Friday, March 30, 2012
Olive Trees and Sweet Memory
I ran today between a row of tall olive trees while the sun peeked out and the breeze was soft on my skin. My life, for the moment, was still. No rehearsals, bickering children, middle-of-the-night screaming, constant fighting against the defiant. I was not in demand by a thousand different things, and could actually hear the lyrics of the songs playing to my ears. My heart rate was up, the sun felt hot upon my black sweatshirt, and my breath was hard to control. But it wasn't as hard to breathe as it is to breathe in real life. No, I'm nearly stifled in the day-to-day, oppressed by the ever present "You will never be good enough."
But this morning, I let that go. I shrugged off my own critiques, my own misguided and sinful obsessiveness. I asked to be delivered from myself, "my hateful thoughts" as Bethany Dillon sings. And as my shin was being pierced by invisible darts and my ankle cried out for rest, I forged on and kept the forward motion. "Just a little farther, to the end of the trees."
And every pound of my feet on the path takes away the anguish of loneliness and frustrations and despair and self-loathing. Making way to see God's grace and hear his Voice gently calling me. "Child, be still." I keep running, but my soul quiets and rests.
I've come to the road, and my knees and the old ankle injury remind me to take it easy. So I slow to a walk, and use my remaining time alone to soak in, admire, and breathe in God's creation. Back through the olive trees. Blue sky laden with white clouds, sunshine peaking through the leaves and branches of my favorite tree. And the breeze, cooling my skin and washing peace over me.
The washing peace, the lovingkindness of an infinitely loving and abundantly kind God.
I wanted this peace-giving breeze to be God's hand on my cheek, under my hands holding His. A gentle touch that needs no words, but speaks of water-tower filled care and grace.
I blink and flashback. A memory from my little girl-hood. The same age as my Lela, 10 years old. Details are fuzzy, like a dream tried to be remembered. But I remember the little boy. He was my friend. He talked to me, listened to me, and offered his help. I remember his brown hair, and that his name was Phillip. And Phillip listened to me when I felt I needed a place to go. And offered his family's little shed to hide out in. "Someone cares about me."
His brown hair, shaggy over his forehead, offering his inhalor to me when I started wheezing during a blow-up of dust. So sweet.
There wasn't much else. But I remember his voice, filled with youthful innocence, soft and compassionate. A small, sweet light tucked away in my childhood memories.
The breeze came again, this time whispering, "I was always with you. I am always with you, beloved one." Back then I felt alone and abandoned, even when I wasn't. Now, I often feel alone and abandoned, even when I'm not.
This world tells its inhabitants that Alone and Abandoned means Unworthy and Undesirable. Unworthy and Undesirable because of Not Good Enough. And Not Good Enough brings out the deepest, darkest, death-causing disease of Self Obsession. Sin at its sneakiest.

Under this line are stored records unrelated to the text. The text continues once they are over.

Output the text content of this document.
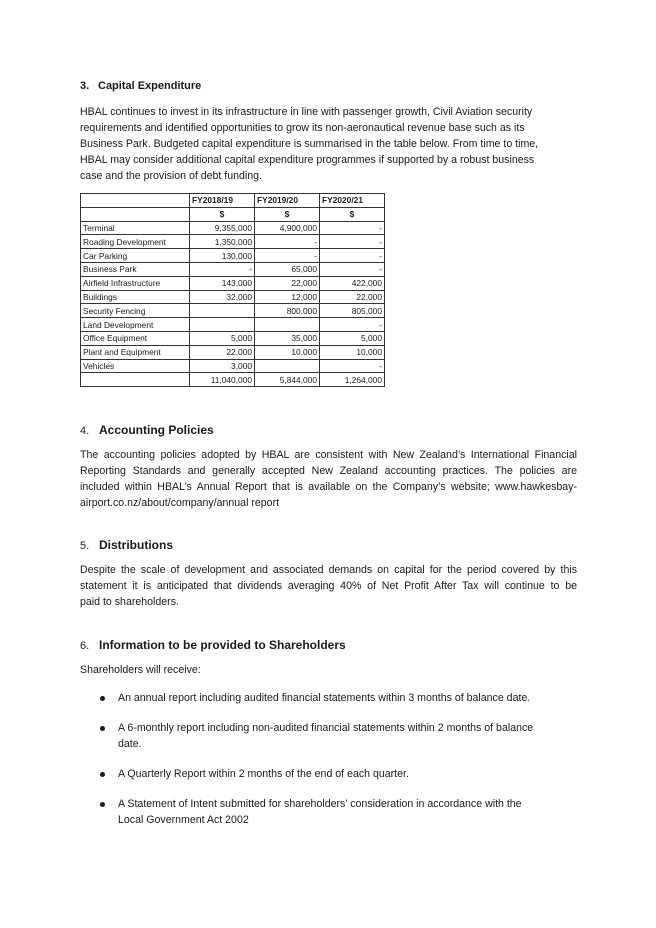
3. Capital Expenditure
HBAL continues to invest in its infrastructure in line with passenger growth, Civil Aviation security
requirements and identified opportunities to grow its non-aeronautical revenue base such as its
Business Park. Budgeted capital expenditure is summarised in the table below. From time to time,
HBAL may consider additional capital expenditure programmes if supported by a robust business
case and the provision of debt funding.
	FY2018/19	FY2019/20	FY2020/21
	$	$	$
Terminal	9,355,000	4,900,000	-
Roading Development	1,350,000	-	-
Car Parking	130,000	-	-
Business Park	-	65,000	-
Airfield Infrastructure	143,000	22,000	422,000
Buildings	32,000	12,000	22,000
Security Fencing		800,000	805,000
Land Development			-
Office Equipment	5,000	35,000	5,000
Plant and Equipment	22,000	10,000	10,000
Vehicles	3,000		-
	11,040,000	5,844,000	1,264,000
4. Accounting Policies
The accounting policies adopted by HBAL are consistent with New Zealand’s International Financial
Reporting Standards and generally accepted New Zealand accounting practices. The policies are
included within HBAL’s Annual Report that is available on the Company’s website; www.hawkesbay-
airport.co.nz/about/company/annual report
5. Distributions
Despite the scale of development and associated demands on capital for the period covered by this
statement it is anticipated that dividends averaging 40% of Net Profit After Tax will continue to be
paid to shareholders.
6. Information to be provided to Shareholders
Shareholders will receive:
An annual report including audited financial statements within 3 months of balance date.
A 6-monthly report including non-audited financial statements within 2 months of balance
date.
A Quarterly Report within 2 months of the end of each quarter.
A Statement of Intent submitted for shareholders’ consideration in accordance with the
Local Government Act 2002
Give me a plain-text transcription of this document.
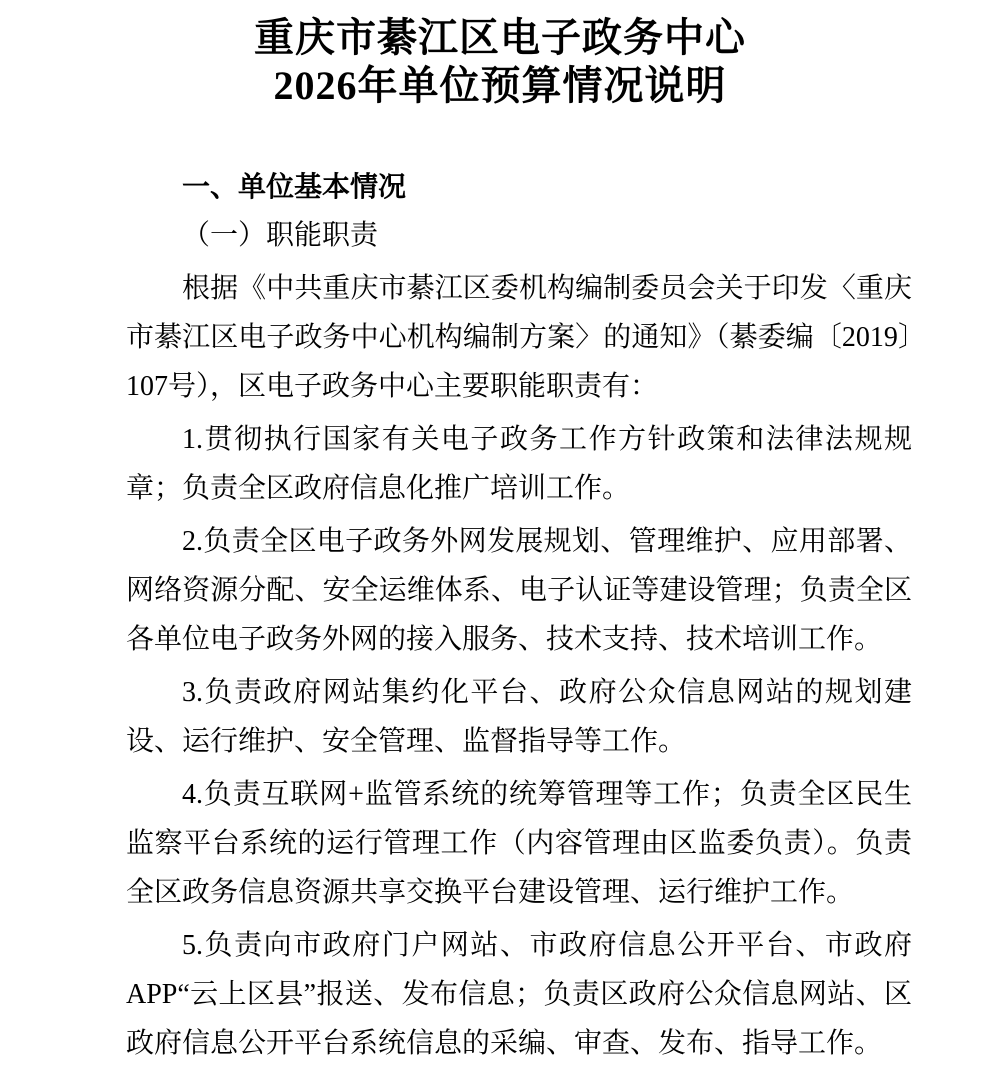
重庆市綦江区电子政务中心
2026年单位预算情况说明
一、单位基本情况
（一）职能职责

根据《中共重庆市綦江区委机构编制委员会关于印发〈重庆市綦江区电子政务中心机构编制方案〉的通知》（綦委编〔2019〕107号），区电子政务中心主要职能职责有：

1.贯彻执行国家有关电子政务工作方针政策和法律法规规章；负责全区政府信息化推广培训工作。

2.负责全区电子政务外网发展规划、管理维护、应用部署、网络资源分配、安全运维体系、电子认证等建设管理；负责全区各单位电子政务外网的接入服务、技术支持、技术培训工作。

3.负责政府网站集约化平台、政府公众信息网站的规划建设、运行维护、安全管理、监督指导等工作。

4.负责互联网+监管系统的统筹管理等工作；负责全区民生监察平台系统的运行管理工作（内容管理由区监委负责）。负责全区政务信息资源共享交换平台建设管理、运行维护工作。

5.负责向市政府门户网站、市政府信息公开平台、市政府APP“云上区县”报送、发布信息；负责区政府公众信息网站、区政府信息公开平台系统信息的采编、审查、发布、指导工作。
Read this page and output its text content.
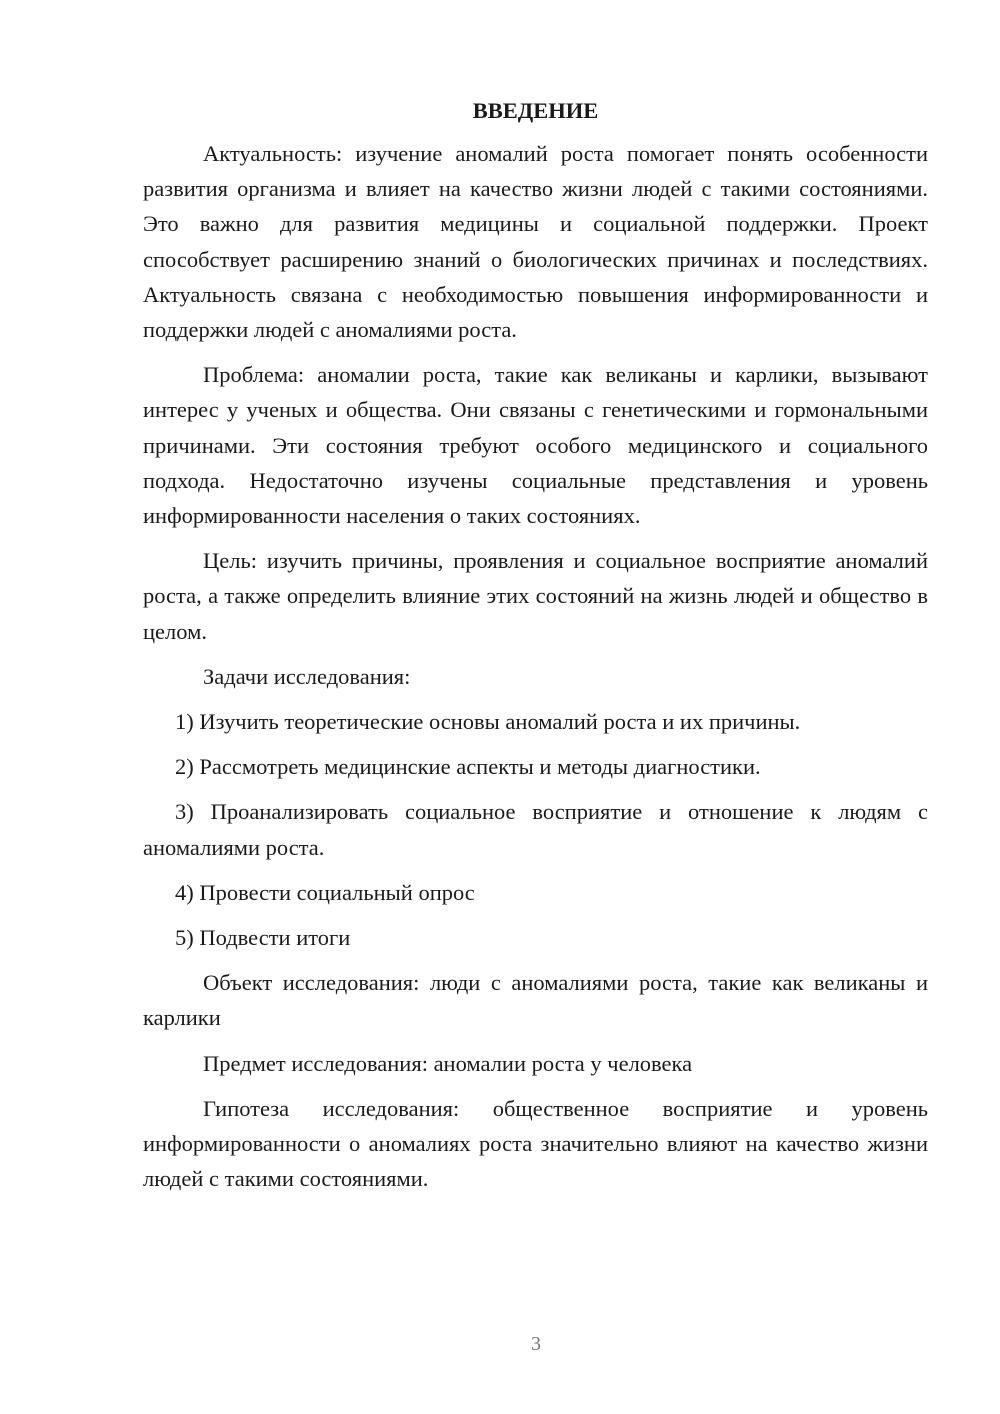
ВВЕДЕНИЕ

Актуальность: изучение аномалий роста помогает понять особенности развития организма и влияет на качество жизни людей с такими состояниями. Это важно для развития медицины и социальной поддержки. Проект способствует расширению знаний о биологических причинах и последствиях. Актуальность связана с необходимостью повышения информированности и поддержки людей с аномалиями роста.

Проблема: аномалии роста, такие как великаны и карлики, вызывают интерес у ученых и общества. Они связаны с генетическими и гормональными причинами. Эти состояния требуют особого медицинского и социального подхода. Недостаточно изучены социальные представления и уровень информированности населения о таких состояниях.

Цель: изучить причины, проявления и социальное восприятие аномалий роста, а также определить влияние этих состояний на жизнь людей и общество в целом.

Задачи исследования:

1) Изучить теоретические основы аномалий роста и их причины.

2) Рассмотреть медицинские аспекты и методы диагностики.

3) Проанализировать социальное восприятие и отношение к людям с аномалиями роста.

4) Провести социальный опрос

5) Подвести итоги

Объект исследования: люди с аномалиями роста, такие как великаны и карлики

Предмет исследования: аномалии роста у человека

Гипотеза исследования: общественное восприятие и уровень информированности о аномалиях роста значительно влияют на качество жизни людей с такими состояниями.

3
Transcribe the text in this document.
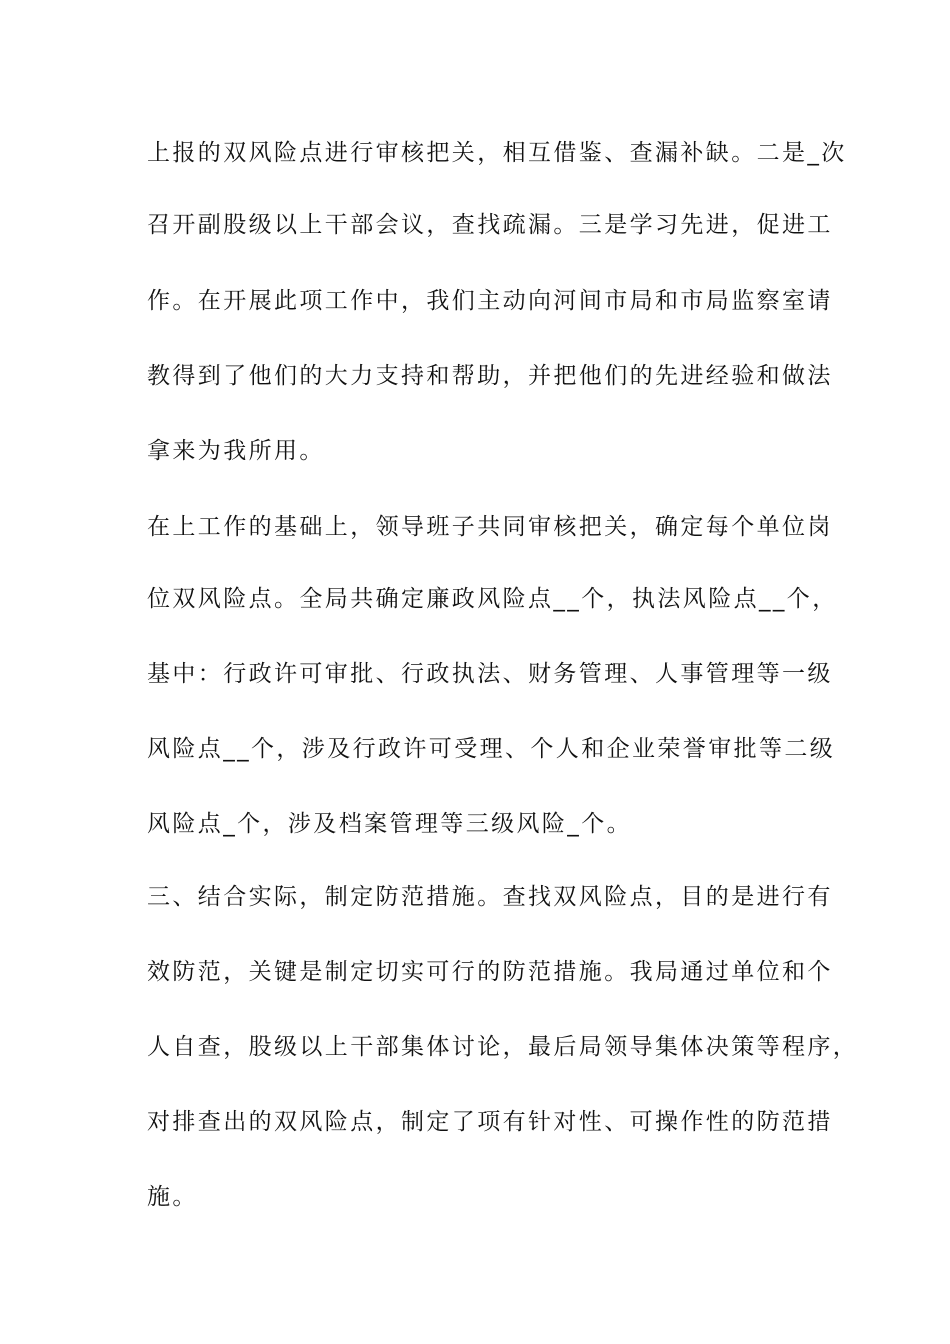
上报的双风险点进行审核把关，相互借鉴、查漏补缺。二是_次
召开副股级以上干部会议，查找疏漏。三是学习先进，促进工
作。在开展此项工作中，我们主动向河间市局和市局监察室请
教得到了他们的大力支持和帮助，并把他们的先进经验和做法
拿来为我所用。
在上工作的基础上，领导班子共同审核把关，确定每个单位岗
位双风险点。全局共确定廉政风险点__个，执法风险点__个，
基中：行政许可审批、行政执法、财务管理、人事管理等一级
风险点__个，涉及行政许可受理、个人和企业荣誉审批等二级
风险点_个，涉及档案管理等三级风险_个。
三、结合实际，制定防范措施。查找双风险点，目的是进行有
效防范，关键是制定切实可行的防范措施。我局通过单位和个
人自查，股级以上干部集体讨论，最后局领导集体决策等程序，
对排查出的双风险点，制定了项有针对性、可操作性的防范措
施。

Oh confession. How you sting, yet bring healing.
And God. He spoke to me with Phillips small, boyhood voice. "I'm here."
The breeze, a warm soothing washcloth with the fragrance of peace to ease my aching soul, breathed restoration. Deliverance.
The Holy Spirit filling where a moment ago, emptied.
I praise His Holy Name, the One who created the universe and beyond, but takes tender care of me.